Advance Practice Providers: An important part of your medical team

Advance Practice Providers: An important part of your medical team

 

 

In this article:

  • The United States is facing a physician shortage. Advanced Practice Providers play a role in helping to fill the gap in health care.
  • There are several different types of Advanced Practice Providers, each playing a unique and crucial role in health care.
  • Understanding the differences in providers can help you get faster access to regular, routine care.

 

According to the Association of American Medical Colleges, the United States could see a shortage of over 100,000 physicians by the year 2030.  Advanced Practice Providers (APPs) are helping to fill this gap and can increase access to healthcare by providing high-quality, evidence-based care at all levels of medicine and nursing in all healthcare settings.

 

APPs are health care experts with advanced education and experience to provide medical care that ranges from checkups and diagnosis to treatment and follow up. You’ve probably received care from an APP and not even realized it. They make up a sizable part of the health care workforce, including Physician Assistants, Nurse Practitioners, Certified Registered Nurse Anesthetists, Certified Nurse Midwives, and Clinical Nurse Specialists.

 

Each role is critical in its unique way to provide the best care for patients.

 

  • A Physician Assistant (PA) is one who can diagnose, create, and oversee treatment plans, and prescribe medication.
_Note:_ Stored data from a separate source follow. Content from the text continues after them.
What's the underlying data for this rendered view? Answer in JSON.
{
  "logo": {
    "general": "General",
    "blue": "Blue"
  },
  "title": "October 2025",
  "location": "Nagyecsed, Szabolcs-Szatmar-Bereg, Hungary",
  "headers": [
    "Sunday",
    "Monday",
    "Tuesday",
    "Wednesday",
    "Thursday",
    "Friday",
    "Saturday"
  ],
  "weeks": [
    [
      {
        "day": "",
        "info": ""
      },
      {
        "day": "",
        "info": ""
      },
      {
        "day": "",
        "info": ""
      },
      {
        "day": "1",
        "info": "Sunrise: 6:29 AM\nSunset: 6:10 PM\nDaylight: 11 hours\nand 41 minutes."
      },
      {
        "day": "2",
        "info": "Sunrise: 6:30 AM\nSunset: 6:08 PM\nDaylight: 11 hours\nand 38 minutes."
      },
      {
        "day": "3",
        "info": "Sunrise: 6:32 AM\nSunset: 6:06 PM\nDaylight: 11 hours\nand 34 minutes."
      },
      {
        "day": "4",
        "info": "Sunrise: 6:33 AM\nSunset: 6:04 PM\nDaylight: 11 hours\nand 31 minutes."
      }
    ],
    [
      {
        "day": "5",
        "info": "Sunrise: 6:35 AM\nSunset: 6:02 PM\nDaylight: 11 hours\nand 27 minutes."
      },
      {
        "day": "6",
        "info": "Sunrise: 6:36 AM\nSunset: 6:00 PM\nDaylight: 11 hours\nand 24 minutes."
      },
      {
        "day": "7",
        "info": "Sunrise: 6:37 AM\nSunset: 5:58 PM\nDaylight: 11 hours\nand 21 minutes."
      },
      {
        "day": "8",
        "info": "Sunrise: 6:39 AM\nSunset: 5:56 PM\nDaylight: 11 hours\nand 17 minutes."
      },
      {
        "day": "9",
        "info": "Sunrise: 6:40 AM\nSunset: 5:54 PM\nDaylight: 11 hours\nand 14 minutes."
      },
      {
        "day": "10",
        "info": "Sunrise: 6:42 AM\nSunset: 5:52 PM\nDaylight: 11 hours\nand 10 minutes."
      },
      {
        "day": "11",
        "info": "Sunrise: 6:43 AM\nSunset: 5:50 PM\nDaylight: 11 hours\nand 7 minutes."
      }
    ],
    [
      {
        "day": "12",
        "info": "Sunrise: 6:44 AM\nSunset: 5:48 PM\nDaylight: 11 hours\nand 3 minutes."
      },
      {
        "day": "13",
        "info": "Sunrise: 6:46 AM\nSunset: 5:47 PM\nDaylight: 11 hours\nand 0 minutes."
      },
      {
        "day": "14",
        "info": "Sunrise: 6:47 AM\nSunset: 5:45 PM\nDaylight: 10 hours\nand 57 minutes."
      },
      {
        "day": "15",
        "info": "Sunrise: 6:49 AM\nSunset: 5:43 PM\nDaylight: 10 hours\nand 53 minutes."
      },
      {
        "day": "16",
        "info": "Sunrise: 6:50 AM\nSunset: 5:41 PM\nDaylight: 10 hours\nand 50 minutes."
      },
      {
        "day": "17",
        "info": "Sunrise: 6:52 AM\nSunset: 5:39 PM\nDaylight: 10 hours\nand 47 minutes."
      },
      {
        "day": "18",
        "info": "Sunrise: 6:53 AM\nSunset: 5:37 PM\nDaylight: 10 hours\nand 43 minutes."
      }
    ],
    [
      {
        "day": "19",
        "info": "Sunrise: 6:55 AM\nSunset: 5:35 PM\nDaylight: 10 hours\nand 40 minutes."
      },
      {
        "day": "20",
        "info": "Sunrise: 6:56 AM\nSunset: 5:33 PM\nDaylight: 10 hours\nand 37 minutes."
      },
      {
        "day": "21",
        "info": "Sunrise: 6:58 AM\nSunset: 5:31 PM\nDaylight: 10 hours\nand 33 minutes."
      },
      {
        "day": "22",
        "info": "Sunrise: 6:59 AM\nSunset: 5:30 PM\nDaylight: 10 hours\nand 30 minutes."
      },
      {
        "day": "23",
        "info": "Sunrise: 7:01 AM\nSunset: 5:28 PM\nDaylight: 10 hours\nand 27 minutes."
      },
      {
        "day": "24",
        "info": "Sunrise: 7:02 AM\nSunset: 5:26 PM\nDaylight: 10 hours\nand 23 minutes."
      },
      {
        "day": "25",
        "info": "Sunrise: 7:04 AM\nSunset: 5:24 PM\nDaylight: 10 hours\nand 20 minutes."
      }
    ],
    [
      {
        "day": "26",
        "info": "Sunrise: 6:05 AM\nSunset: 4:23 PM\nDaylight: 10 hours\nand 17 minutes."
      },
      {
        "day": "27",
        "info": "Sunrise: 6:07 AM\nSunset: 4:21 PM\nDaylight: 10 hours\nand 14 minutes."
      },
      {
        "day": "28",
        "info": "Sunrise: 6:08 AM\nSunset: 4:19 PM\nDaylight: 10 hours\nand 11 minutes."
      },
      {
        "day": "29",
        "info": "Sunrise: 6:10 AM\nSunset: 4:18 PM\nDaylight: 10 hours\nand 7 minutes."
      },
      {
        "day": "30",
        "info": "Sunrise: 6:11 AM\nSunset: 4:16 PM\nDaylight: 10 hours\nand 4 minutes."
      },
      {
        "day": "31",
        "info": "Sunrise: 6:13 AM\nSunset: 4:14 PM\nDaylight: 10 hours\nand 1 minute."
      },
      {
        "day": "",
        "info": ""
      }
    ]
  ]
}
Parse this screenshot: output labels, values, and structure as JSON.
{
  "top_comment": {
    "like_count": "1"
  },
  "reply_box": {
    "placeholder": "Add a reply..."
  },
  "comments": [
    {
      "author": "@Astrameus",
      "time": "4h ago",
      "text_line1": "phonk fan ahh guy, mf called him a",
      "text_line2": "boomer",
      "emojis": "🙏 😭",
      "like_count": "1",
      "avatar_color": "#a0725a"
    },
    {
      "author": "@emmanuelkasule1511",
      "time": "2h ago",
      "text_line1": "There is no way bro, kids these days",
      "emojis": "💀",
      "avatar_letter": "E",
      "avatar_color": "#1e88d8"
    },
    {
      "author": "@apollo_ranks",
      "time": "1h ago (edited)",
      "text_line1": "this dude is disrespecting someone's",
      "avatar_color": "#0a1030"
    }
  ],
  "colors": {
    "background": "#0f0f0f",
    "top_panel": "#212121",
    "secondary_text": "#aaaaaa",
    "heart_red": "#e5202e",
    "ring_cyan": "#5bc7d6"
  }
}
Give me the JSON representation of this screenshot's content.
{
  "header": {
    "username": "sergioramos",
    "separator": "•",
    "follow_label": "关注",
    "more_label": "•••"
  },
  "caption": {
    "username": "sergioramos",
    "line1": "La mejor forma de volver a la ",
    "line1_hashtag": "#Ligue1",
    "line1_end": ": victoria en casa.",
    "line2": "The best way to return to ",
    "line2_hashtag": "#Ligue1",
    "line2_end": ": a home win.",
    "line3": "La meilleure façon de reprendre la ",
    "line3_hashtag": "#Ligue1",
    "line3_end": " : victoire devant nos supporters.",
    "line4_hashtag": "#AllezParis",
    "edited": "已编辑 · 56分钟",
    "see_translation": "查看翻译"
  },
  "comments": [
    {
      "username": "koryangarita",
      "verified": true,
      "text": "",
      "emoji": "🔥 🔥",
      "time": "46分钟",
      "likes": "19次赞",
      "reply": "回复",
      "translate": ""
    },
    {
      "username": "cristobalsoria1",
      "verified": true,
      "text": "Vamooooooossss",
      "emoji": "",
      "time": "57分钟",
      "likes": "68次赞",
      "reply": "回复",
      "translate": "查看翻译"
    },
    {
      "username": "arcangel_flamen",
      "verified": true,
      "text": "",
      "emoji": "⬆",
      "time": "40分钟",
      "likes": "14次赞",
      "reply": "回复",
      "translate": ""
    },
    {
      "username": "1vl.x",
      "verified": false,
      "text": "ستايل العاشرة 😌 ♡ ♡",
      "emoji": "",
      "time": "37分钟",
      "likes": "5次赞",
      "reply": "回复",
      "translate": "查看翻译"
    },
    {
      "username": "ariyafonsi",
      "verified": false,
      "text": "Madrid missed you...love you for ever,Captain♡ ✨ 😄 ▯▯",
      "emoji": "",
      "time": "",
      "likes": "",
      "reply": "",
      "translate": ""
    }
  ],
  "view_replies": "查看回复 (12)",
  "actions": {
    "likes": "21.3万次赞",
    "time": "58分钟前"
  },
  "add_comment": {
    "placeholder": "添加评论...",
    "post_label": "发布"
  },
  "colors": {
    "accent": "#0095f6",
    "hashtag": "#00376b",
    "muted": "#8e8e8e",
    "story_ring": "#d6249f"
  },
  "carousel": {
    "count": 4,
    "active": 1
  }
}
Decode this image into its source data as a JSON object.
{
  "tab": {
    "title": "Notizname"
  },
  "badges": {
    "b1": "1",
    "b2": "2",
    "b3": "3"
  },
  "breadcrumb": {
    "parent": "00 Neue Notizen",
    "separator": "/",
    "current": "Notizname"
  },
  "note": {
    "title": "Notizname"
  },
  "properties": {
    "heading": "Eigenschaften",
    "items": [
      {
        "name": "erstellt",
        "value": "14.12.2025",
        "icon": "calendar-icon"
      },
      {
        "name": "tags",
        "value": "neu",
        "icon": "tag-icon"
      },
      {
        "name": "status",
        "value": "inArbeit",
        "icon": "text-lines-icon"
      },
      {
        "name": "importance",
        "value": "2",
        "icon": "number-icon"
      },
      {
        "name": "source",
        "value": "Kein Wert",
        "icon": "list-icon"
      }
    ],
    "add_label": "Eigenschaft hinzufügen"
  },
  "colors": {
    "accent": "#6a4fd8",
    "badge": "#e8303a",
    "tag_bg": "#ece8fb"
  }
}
PAs have advanced training in general medicine and complete a master’s degree program in addition to the specialty clinical training in the area where they practice. You have most likely encountered them when you have scheduled your check up with your primary care provider. They can also serve as your primary care provider in most instances.

 

  • Nurse Practitioners (NP) can also be your primary care provider and diagnose, treat, prescribe medication and manage acute and chronic medical conditions. All NPs complete a master’s or doctorate degree and have advanced clinical training beyond their initial registered nurse (RN) training. NPs focus on health promotion, disease prevention, and health education.

 

  • A Certified Registered Nurse Anesthetist (CRNA) provides anesthesia during surgical procedures. They monitor patients while they are in surgery, as well as when they are coming out of the anesthesia.

 

  • Certified Nurse Midwives (CNM), or a nurse midwife, is a registered nurse who has the education and credentials to assist in childbirth, caring for pregnant women, and anything involving women’s reproductive health.

 

  • Lastly, a Clinical Nurse Specialist (CNS) is a practicing nurse who has advanced training and certificate in a specific specialty with an emphasis on patient education. Within that specialty, they can diagnose and monitor patients’ issues with the ability to prescribe medicine with the partnership of a certified physician.

 

Although these titles sound similar, there are significant differences in education and certification. Some nurses can diagnose and prescribe medication. Additional providers, like a certified nurse midwife, are limited to caring for patients receiving only one type of care, whereas others can take on a wide variety of illnesses, much like the care you may receive from your primary care physician.

 

“Providence and our family of organizations understand the important contributions of our Advanced Practice Providers. We rely on each one to provide care at all levels of medicine and nursing and deliver on our Mission to care for those who are poor and vulnerable,” says Syl Trepanier, DNP, Chief Nursing Officer for Providence. “They help us to deliver daily on the promise we make to each patient to ‘Know me. Care for me. Ease my way.’ Our health care systems could not fully function without their work at the bedside and in leadership roles.”

 

Overall, there are a variety of different types of providers to help assist you in any area of support, demonstrating the way healthcare services have expanded. Like physicians, APPs are focused on disease prevention and health care education to make each patient experience meaningful.